Spano acknowledged the four-phase schools reconstruction proposal is an “aggressive approach.”

The first phase, estimated at $500 million, includes building two new schools — on Ravine Avenue and off Ashburton Avenue — and replacing Gorton. The next three phases would focus on remodeling all the other school buildings and constructing additions.

Yonkers’ school system of about 26,800 students is 4,100 seats over capacity. The average age of the buildings is 75 years, and two school houses date to the 19th century.

“We desperately need the space for academics, for our music classes, for art, for sports,” said Board of Education President Nader Sayegh. “This project is mandatory as far as we’re concerned.”

Making Monday’s announcement at Gorton was no coincidence. The school has become the symbol of the district’s crumbling infrastructure.

Built in 1923, its boilers are nearly 60 years old and its windows — last replaced in the 1970s — are made of flammable plexiglass. Five years ago, 500-pound slabs of the school’s limestone gutters began falling to the ground.

City officials estimated at the time it would cost $18 million to bring the school, at Shonnard Place and Palisade Avenue, up to date. Today, the price tag is $30 million. Two separate architectural assessments determined it would not be cost effective to make repairs. Gorton is essentially totaled.

Interim schools Superintendent Edwin Quezada said his vision for Yonkers’ future encompasses every level of the education process.

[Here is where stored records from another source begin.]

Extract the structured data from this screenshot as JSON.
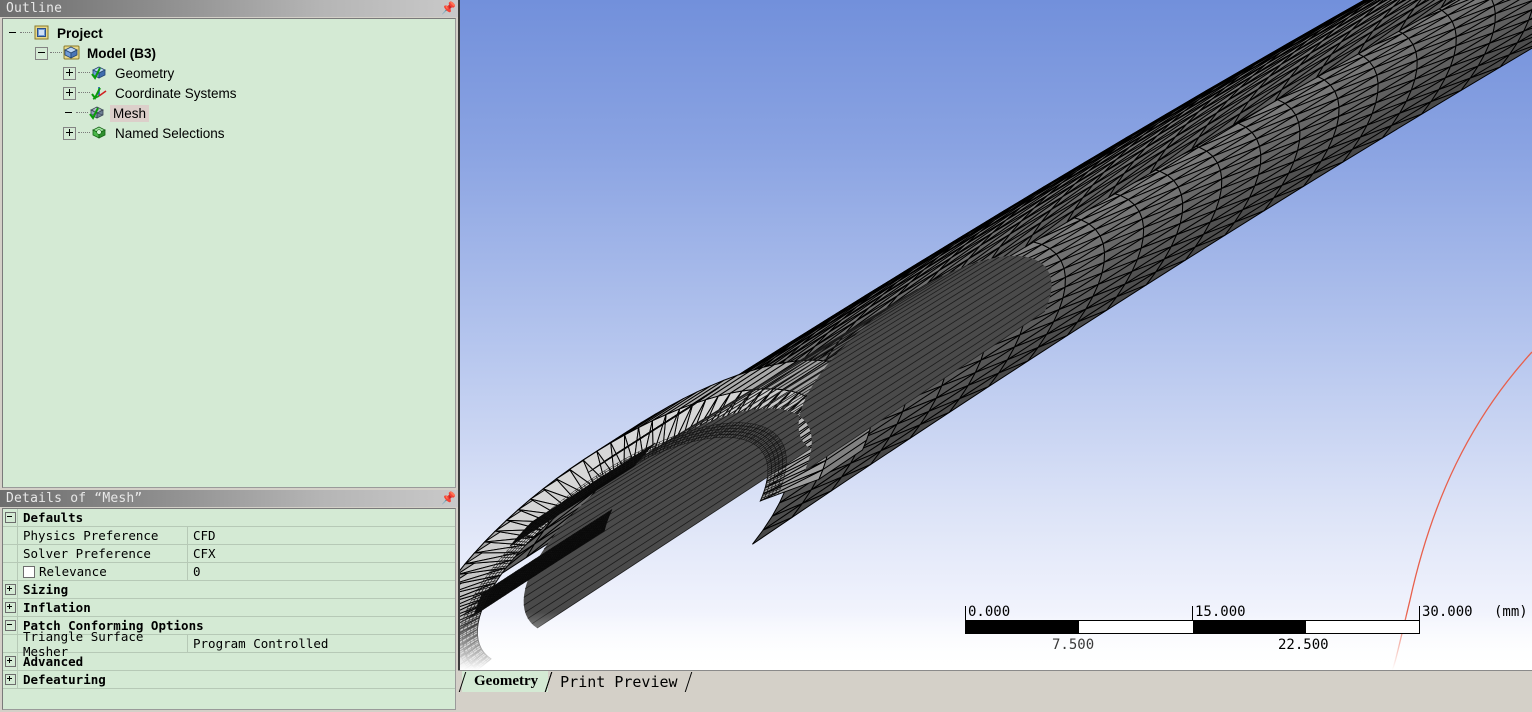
{
  "outline": {
    "title": "Outline",
    "pin_icon": "pin-icon",
    "tree": [
      {
        "label": "Project",
        "icon": "project-icon",
        "depth": 0,
        "expander": "none",
        "bold": true,
        "selected": false
      },
      {
        "label": "Model (B3)",
        "icon": "model-icon",
        "depth": 1,
        "expander": "minus",
        "bold": true,
        "selected": false
      },
      {
        "label": "Geometry",
        "icon": "geometry-icon",
        "depth": 2,
        "expander": "plus",
        "bold": false,
        "selected": false
      },
      {
        "label": "Coordinate Systems",
        "icon": "coordinate-systems-icon",
        "depth": 2,
        "expander": "plus",
        "bold": false,
        "selected": false
      },
      {
        "label": "Mesh",
        "icon": "mesh-icon",
        "depth": 2,
        "expander": "none",
        "bold": false,
        "selected": true
      },
      {
        "label": "Named Selections",
        "icon": "named-selections-icon",
        "depth": 2,
        "expander": "plus",
        "bold": false,
        "selected": false
      }
    ]
  },
  "details": {
    "title": "Details of “Mesh”",
    "pin_icon": "pin-icon",
    "rows": [
      {
        "kind": "header",
        "expander": "minus",
        "label": "Defaults"
      },
      {
        "kind": "property",
        "label": "Physics Preference",
        "value": "CFD"
      },
      {
        "kind": "property",
        "label": "Solver Preference",
        "value": "CFX"
      },
      {
        "kind": "property",
        "label": "Relevance",
        "value": "0",
        "checkbox": true
      },
      {
        "kind": "header",
        "expander": "plus",
        "label": "Sizing"
      },
      {
        "kind": "header",
        "expander": "plus",
        "label": "Inflation"
      },
      {
        "kind": "header",
        "expander": "minus",
        "label": "Patch Conforming Options"
      },
      {
        "kind": "property",
        "label": "Triangle Surface Mesher",
        "value": "Program Controlled"
      },
      {
        "kind": "header",
        "expander": "plus",
        "label": "Advanced"
      },
      {
        "kind": "header",
        "expander": "plus",
        "label": "Defeaturing"
      }
    ]
  },
  "viewport": {
    "scale_bar": {
      "ticks": [
        "0.000",
        "15.000",
        "30.000"
      ],
      "mid_label": "22.500",
      "low_mid_label": "7.500",
      "units": "(mm)"
    },
    "colors": {
      "background_top": "#7290db",
      "background_bottom": "#ffffff",
      "mesh_face_dark": "#6e6e6e",
      "mesh_face_light": "#c9c9c9",
      "mesh_edge": "#000000",
      "highlight_edge": "#e8604c"
    }
  },
  "tabs": [
    {
      "label": "Geometry",
      "active": true
    },
    {
      "label": "Print Preview",
      "active": false
    }
  ]
}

“I dream of a Yonkers where teachers and administrators are not limited by the resources that we provide,” he said. “I dream of a Yonkers where everyone will stay in our community, turning Yonkers into the best city that we have in all of New York.”

State Senate Minority Leader Andrea Stewart-Cousins, D-Yonkers, said she would help lead the charge in Albany.

“I am glad that Mayor Spano has started this essential conversation about reinvesting in our public school facilities,” she said in a statement. “No student should be forced to attend classes in a school that is crumbling around them.”

The state approved the first big-city project in 2000, with work beginning three years later to rehabilitate 48 Buffalo public schools. It took more than a decade and cost $1.4 billion.

In 2006, Syracuse got approval for the first phase of its project, which ended last year and cost $156 million. The second phase, now underway, will reconstruct up to 15 schools and cost $300 million.

The four-phase Rochester plan, begun in 2007, calls for reconstruction of 38 schools. It is the largest public works project in the city’s history, and will cost $1.2 billion over more than 12 years.

Officials cautioned that upstate cities had an easier time gaining approval because they were eligible for the state to reimburse more than 90 percent of their costs. Yonkers would get a lower reimbursement rate — currently 70 percent — because state formulas take the higher property values in Westchester County into account.

Yonkers officials said they were hoping to present the proposal to the state Legislature in the coming weeks, and plan to ask for 98 percent reimbursement.

“We’re going to ask for as much as we can possibly get,” Spano said. “I’m realistic that this will be a negotiation.”